Шум моторов, гудок, широко распахнулись ворота и в лагерь вползли два высоких и длинных автобуса.

– Ну и хорошо, – вздохнула Женя. – Это туристские, у них багажное отделение есть.

Возникший как из-под земли комендант и приехавшие…

– А это кто?

– От Комитета.

– Какого?

– А тебе не всё равно?

Но те сами представились, что они – сопровождающие от Комитета защиты жертв Империи. Совместными усилиями быстро навели порядок. Все узлы и мешки в багажное отделение. С собой паёк, документы, деньги, ну, и самое уж необходимое. Не толкаться. Всем места хватит. Семьями и заходим. Вот и всё.

Вот и всё. Они в автобусе. Алиса у окна, Женя рядом, он через проход, а рядом у окна Фёдор. Вот и всё. Машут руками остающиеся. Алиса машет Толяну. Эркин встретился взглядом с мальчиком и улыбнулся ему. А вон и Ив с Призом, и Алёшка рядом. Эркин и им помахал. Увидели? Да, машут в ответ. Комендант взял под козырёк. Мелко задрожал под ногами пол, и сразу подумалось о ящике с инструментами: не опрокинулся бы. Да нет, вроде он его надёжно зажал. Автобусы развернулись, словно показав на прощание лагерь, и медленно выплыли за ворота. Вот и всё. Вот и всё…

Женя деловито сняла и повесила на крючок у окна пальто, оставив шаль на плечах, раздела не отрывающуюся от окна Алису.

– Эркин, сними куртку.

– А, да… – очнулся он.

Фёдор уже снял и повесил куртку, свой мешок он взял с собой и теперь ловко закинул его на узкую решётчатую полку над окном.

– Давай, Мороз, – Фёдор уже успокоился и стал прежним, – располагайся.

Так Эркин ещё не ездил. Высокие спинки кресел откидывались назад при нажатии кнопки на подлокотнике, и получалось что-то вроде… нет, не кровать, конечно, но можно полулежать. На спинке переднего кресла два кармана. Для всякой мелочёвки.

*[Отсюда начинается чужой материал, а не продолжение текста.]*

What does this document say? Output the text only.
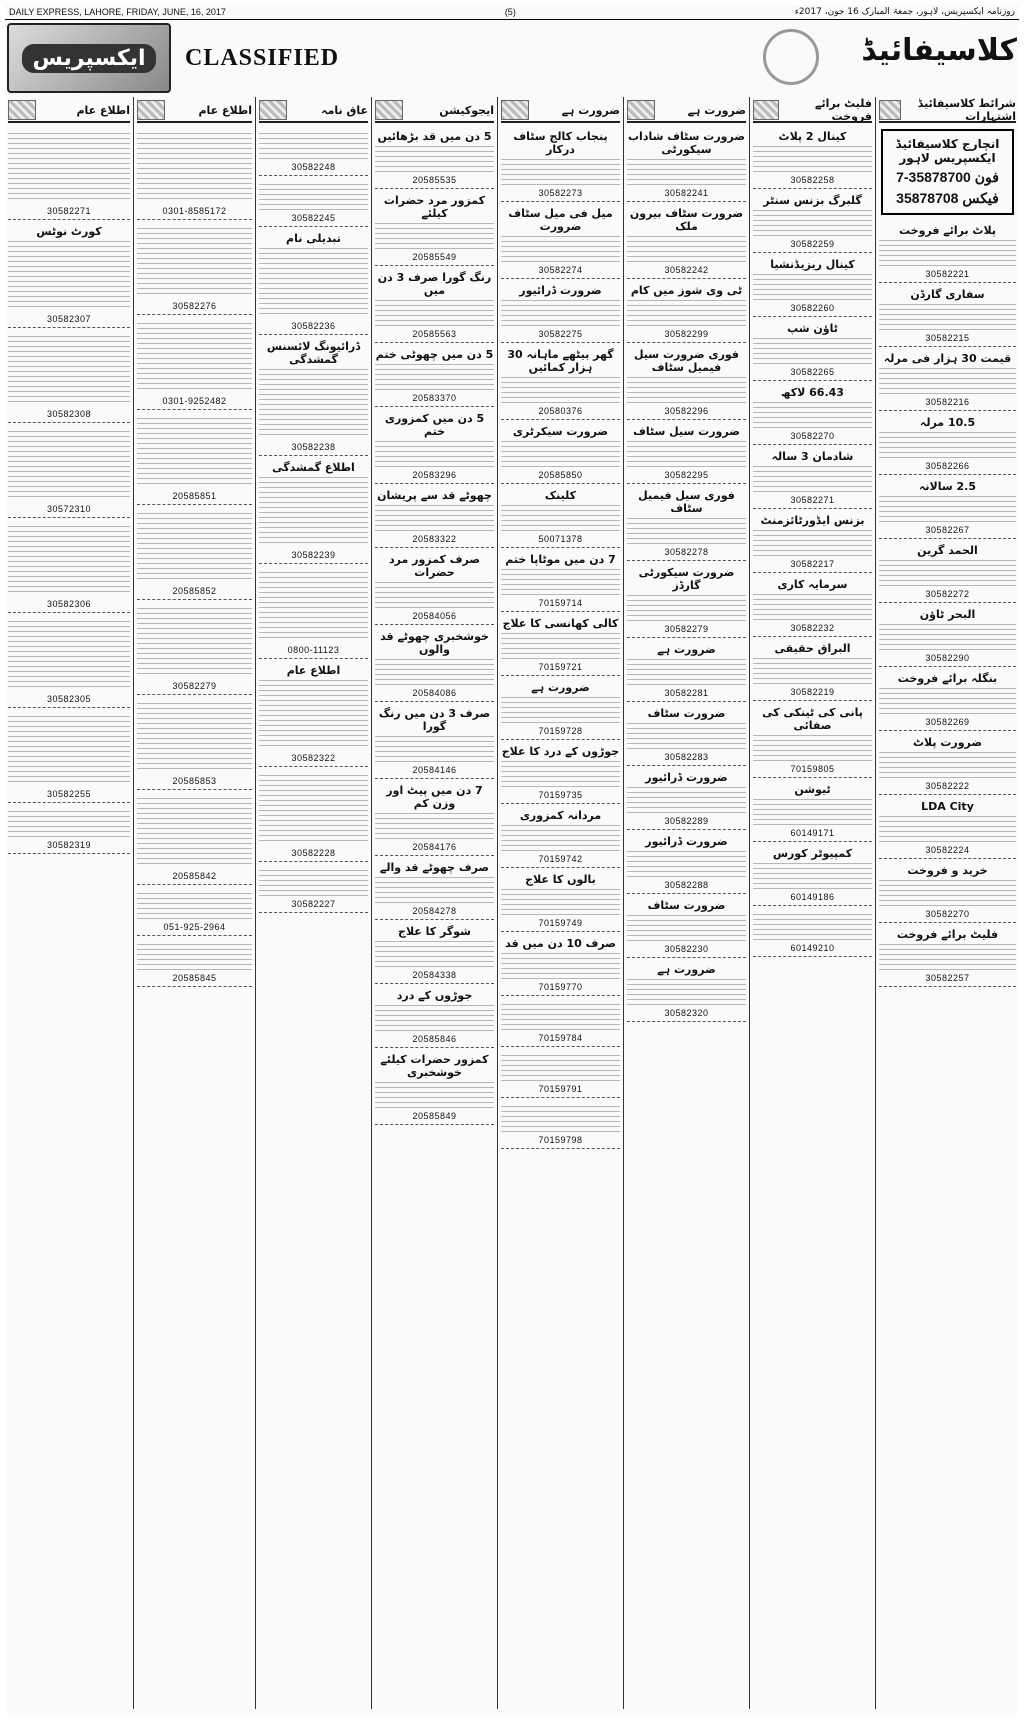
DAILY EXPRESS, LAHORE, FRIDAY, JUNE, 16, 2017	(5)	روزنامہ ایکسپریس، لاہور، جمعۃ المبارک 16 جون، 2017ء
ایکسپریس	CLASSIFIED	کلاسیفائیڈ
اطلاع عام
30582271
کورٹ نوٹس
30582307
30582308
30572310
30582306
30582305
30582255
30582319
اطلاع عام
0301-8585172
30582276
0301-9252482
20585851
20585852
30582279
20585853
20585842
051-925-2964
20585845
عاق نامہ
30582248
30582245
تبدیلی نام
30582236
ڈرائیونگ لائسنس گمشدگی
30582238
اطلاع گمشدگی
30582239
0800-11123
اطلاع عام
30582322
30582228
30582227
ایجوکیشن
5 دن میں قد بڑھائیں
20585535
کمزور مرد حضرات کیلئے
20585549
رنگ گورا صرف 3 دن میں
20585563
5 دن میں چھوٹی ختم
20583370
5 دن میں کمزوری ختم
20583296
چھوٹے قد سے پریشان
20583322
صرف کمزور مرد حضرات
20584056
خوشخبری چھوٹے قد والوں
20584086
صرف 3 دن میں رنگ گورا
20584146
7 دن میں پیٹ اور وزن کم
20584176
صرف چھوٹے قد والے
20584278
شوگر کا علاج
20584338
جوڑوں کے درد
20585846
کمزور حضرات کیلئے خوشخبری
20585849
ضرورت ہے
پنجاب کالج سٹاف درکار
30582273
میل فی میل سٹاف ضرورت
30582274
ضرورت ڈرائیور
30582275
گھر بیٹھے ماہانہ 30 ہزار کمائیں
20580376
ضرورت سیکرٹری
20585850
کلینک
50071378
7 دن میں موٹاپا ختم
70159714
کالی کھانسی کا علاج
70159721
ضرورت ہے
70159728
جوڑوں کے درد کا علاج
70159735
مردانہ کمزوری
70159742
بالوں کا علاج
70159749
صرف 10 دن میں قد
70159770
70159784
70159791
70159798
ضرورت ہے
ضرورت سٹاف شاداب سیکورٹی
30582241
ضرورت سٹاف بیرون ملک
30582242
ٹی وی شوز میں کام
30582299
فوری ضرورت سیل فیمیل سٹاف
30582296
ضرورت سیل سٹاف
30582295
فوری سیل فیمیل سٹاف
30582278
ضرورت سیکورٹی گارڈز
30582279
ضرورت ہے
30582281
ضرورت سٹاف
30582283
ضرورت ڈرائیور
30582289
ضرورت ڈرائیور
30582288
ضرورت سٹاف
30582230
ضرورت ہے
30582320
فلیٹ برائے فروخت
کینال 2 پلاٹ
30582258
گلبرگ بزنس سنٹر
30582259
کینال ریزیڈنشیا
30582260
ٹاؤن شپ
30582265
66.43 لاکھ
30582270
شادمان 3 سالہ
30582271
بزنس ایڈورٹائزمنٹ
30582217
سرمایہ کاری
30582232
البراق حقیقی
30582219
پانی کی ٹینکی کی صفائی
70159805
ٹیوشن
60149171
کمپیوٹر کورس
60149186
60149210
شرائط کلاسیفائیڈ اشتہارات
انچارج کلاسیفائیڈ ایکسپریس لاہور
فون 35878700-7
فیکس 35878708
پلاٹ برائے فروخت
30582221
سفاری گارڈن
30582215
قیمت 30 ہزار فی مرلہ
30582216
10.5 مرلہ
30582266
2.5 سالانہ
30582267
الحمد گرین
30582272
البحر ٹاؤن
30582290
بنگلہ برائے فروخت
30582269
ضرورت پلاٹ
30582222
LDA City
30582224
خرید و فروخت
30582270
فلیٹ برائے فروخت
30582257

По всему автобусу щёлкали кнопки кресел и резинки на карманах, откидывались и снова поднимались спинки. Люди обживали новый мир.

– К окну хочешь? – предложил Фёдор.

Эркин неопределённо пожал плечами.

– Мне всё равно как-то.

Фёдор внимательно посмотрел на него и кивнул.

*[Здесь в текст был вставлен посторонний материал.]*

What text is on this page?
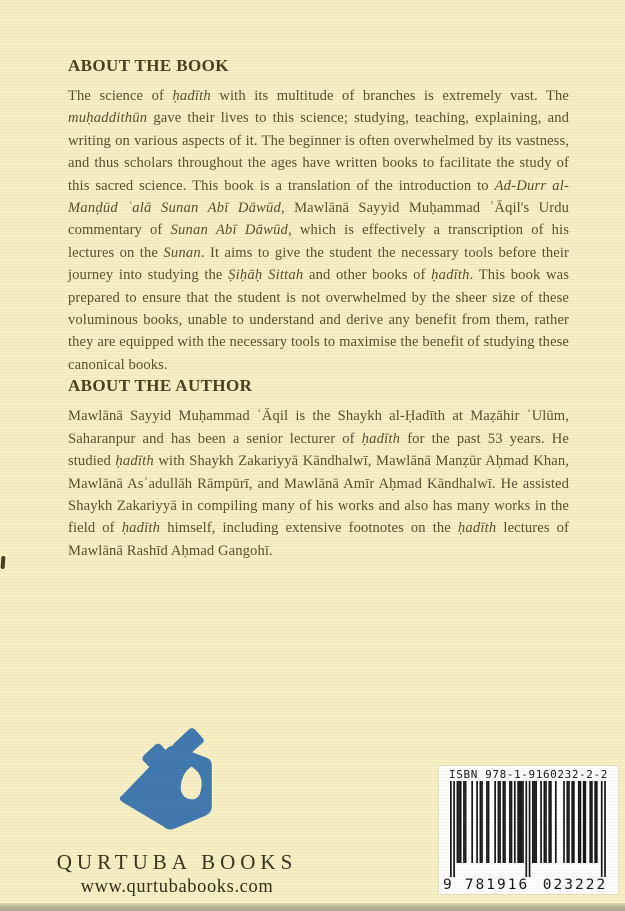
ABOUT THE BOOK

The science of ḥadīth with its multitude of branches is extremely vast. The muḥaddithūn gave their lives to this science; studying, teaching, explaining, and writing on various aspects of it. The beginner is often overwhelmed by its vastness, and thus scholars throughout the ages have written books to facilitate the study of this sacred science. This book is a translation of the introduction to Ad-Durr al-Manḍūd ʿalā Sunan Abī Dāwūd, Mawlānā Sayyid Muḥammad ʿĀqil's Urdu commentary of Sunan Abī Dāwūd, which is effectively a transcription of his lectures on the Sunan. It aims to give the student the necessary tools before their journey into studying the Ṣiḥāḥ Sittah and other books of ḥadīth. This book was prepared to ensure that the student is not overwhelmed by the sheer size of these voluminous books, unable to understand and derive any benefit from them, rather they are equipped with the necessary tools to maximise the benefit of studying these canonical books.

ABOUT THE AUTHOR

Mawlānā Sayyid Muḥammad ʿĀqil is the Shaykh al-Ḥadīth at Maẓāhir ʿUlūm, Saharanpur and has been a senior lecturer of ḥadīth for the past 53 years. He studied ḥadīth with Shaykh Zakariyyā Kāndhalwī, Mawlānā Manẓūr Aḥmad Khan, Mawlānā Asʿadullāh Rāmpūrī, and Mawlānā Amīr Aḥmad Kāndhalwī. He assisted Shaykh Zakariyyā in compiling many of his works and also has many works in the field of ḥadīth himself, including extensive footnotes on the ḥadīth lectures of Mawlānā Rashīd Aḥmad Gangohī.

QURTUBA BOOKS
www.qurtubabooks.com
ISBN 978-1-9160232-2-2
9 781916 023222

– Не психуй, всё нормально будет.

Эркин попытался улыбнуться, посмотрел на объяснявшую что-то Алисе Женю и улыбнулся уже уверенней.

– То-то, – хмыкнул Фёдор. – А я посплю, пожалуй.

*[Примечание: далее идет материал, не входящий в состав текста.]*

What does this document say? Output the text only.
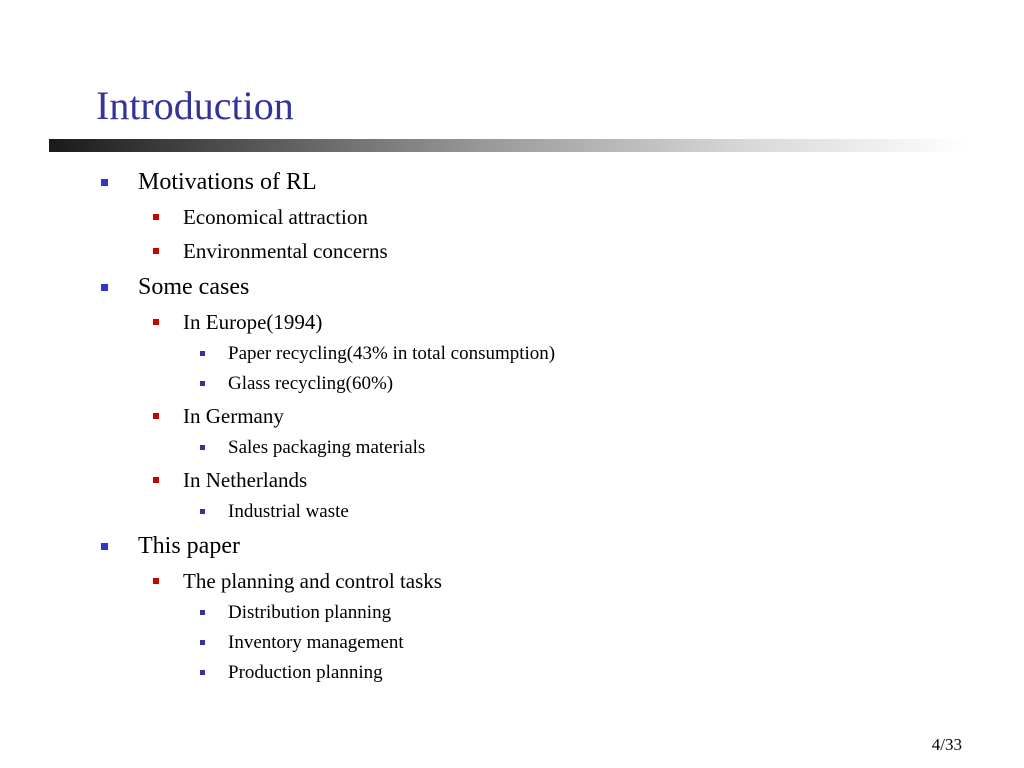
Introduction
Motivations of RL
Economical attraction
Environmental concerns
Some cases
In Europe(1994)
Paper recycling(43% in total consumption)
Glass recycling(60%)
In Germany
Sales packaging materials
In Netherlands
Industrial waste
This paper
The planning and control tasks
Distribution planning
Inventory management
Production planning
4/33
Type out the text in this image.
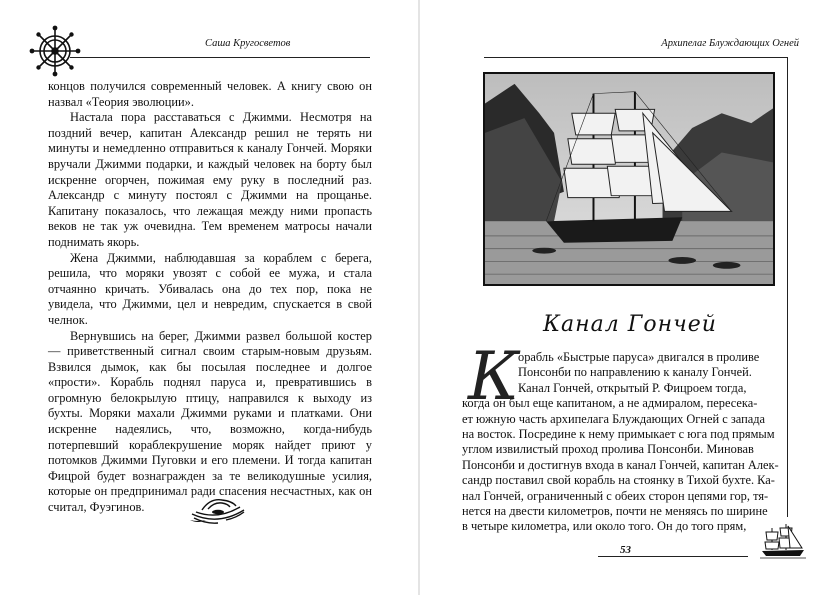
Саша Кругосветов

концов получился современный человек. А книгу свою он назвал «Теория эволюции».

Настала пора расставаться с Джимми. Несмотря на поздний вечер, капитан Александр решил не терять ни минуты и немедленно отправиться к каналу Гончей. Моряки вручали Джимми подарки, и каждый человек на борту был искренне огорчен, пожимая ему руку в последний раз. Александр с минуту постоял с Джимми на прощанье. Капитану показалось, что лежащая между ними пропасть веков не так уж очевидна. Тем временем матросы начали поднимать якорь.

Жена Джимми, наблюдавшая за кораблем с берега, решила, что моряки увозят с собой ее мужа, и стала отчаянно кричать. Убивалась она до тех пор, пока не увидела, что Джимми, цел и невредим, спускается в свой челнок.

Вернувшись на берег, Джимми развел большой костер — приветственный сигнал своим старым-новым друзьям. Взвился дымок, как бы посылая последнее и долгое «прости». Корабль поднял паруса и, превратившись в огромную белокрылую птицу, направился к выходу из бухты. Моряки махали Джимми руками и платками. Они искренне надеялись, что, возможно, когда-нибудь потерпевший кораблекрушение моряк найдет приют у потомков Джимми Пуговки и его племени. И тогда капитан Фицрой будет вознагражден за те великодушные усилия, которые он предпринимал ради спасения несчастных, как он считал, Фуэгинов.

Архипелаг Блуждающих Огней
Канал Гончей
К
орабль «Быстрые паруса» двигался в проливе
Понсонби по направлению к каналу Гончей.
Канал Гончей, открытый Р. Фицроем тогда,
когда он был еще капитаном, а не адмиралом, пересека-
ет южную часть архипелага Блуждающих Огней с запада
на восток. Посредине к нему примыкает с юга под прямым
углом извилистый проход пролива Понсонби. Миновав
Понсонби и достигнув входа в канал Гончей, капитан Алек-
сандр поставил свой корабль на стоянку в Тихой бухте. Ка-
нал Гончей, ограниченный с обеих сторон цепями гор, тя-
нется на двести километров, почти не меняясь по ширине
в четыре километра, или около того. Он до того прям,
53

Он опустил спинку, поёрзал затылком и плечами по матерчатому белому чехлу и закрыл глаза. Эркин снова повернулся к Жене, встретился с ней глазами. Женя улыбнулась ему.

– Ты бы тоже поспал, Эркин, а?

Он молча покачал головой. Алиса смотрела в окно на пробегающие мимо голые с оборванной зимними ветрами листвой деревья, бурые то ли поля, то ли луга, а Эркин и Женя молча – говорить через проход оказалось неудобно – сидели и смотрели друг на друга. Женя в тёплом тёмно-синем платье с белыми пуговичками, воротничком и манжетами. Женя была очень рада, что сохранила это платье, ещё со времён чуть ли не колледжа. Для лагеря вариант со сменными воротничком и манжетами оказался очень удобным. А о том, что оно делает её похожей на школьницу, она не думала. А Эркин и не подозревал этого, он только смотрел и радовался, что ей хорошо и удобно. Женя потянулась к нему через проход, поправила воротничок тёмной креповой рубашки, которую он надел в дорогу.

 

– Всё будет хорошо, Эркин.

Он молча прижал ладонью её руку к себе и тут же отпустил, и улыбнулся той, памятной ей с их первой ночи в Паласе, «настоящей» улыбкой.

Гул в автобусе постепенно затихал. Наигравшись с кнопками и карманами, многие последовали примеру Фёдора. Только дети смотрели в окна, взрослым же было всё равно, где их везут.

Графство Эйр

У развилки Тим мягко затормозил, прижав машину к обочине, и посмотрел на сидевшего рядом Савельича.

– Здесь, сэр?

– Здесь, – ответил по-русски Савельич и поглядел на часы. – Минут десять подождём, а то и меньше, – и по-английски: – Всё понял?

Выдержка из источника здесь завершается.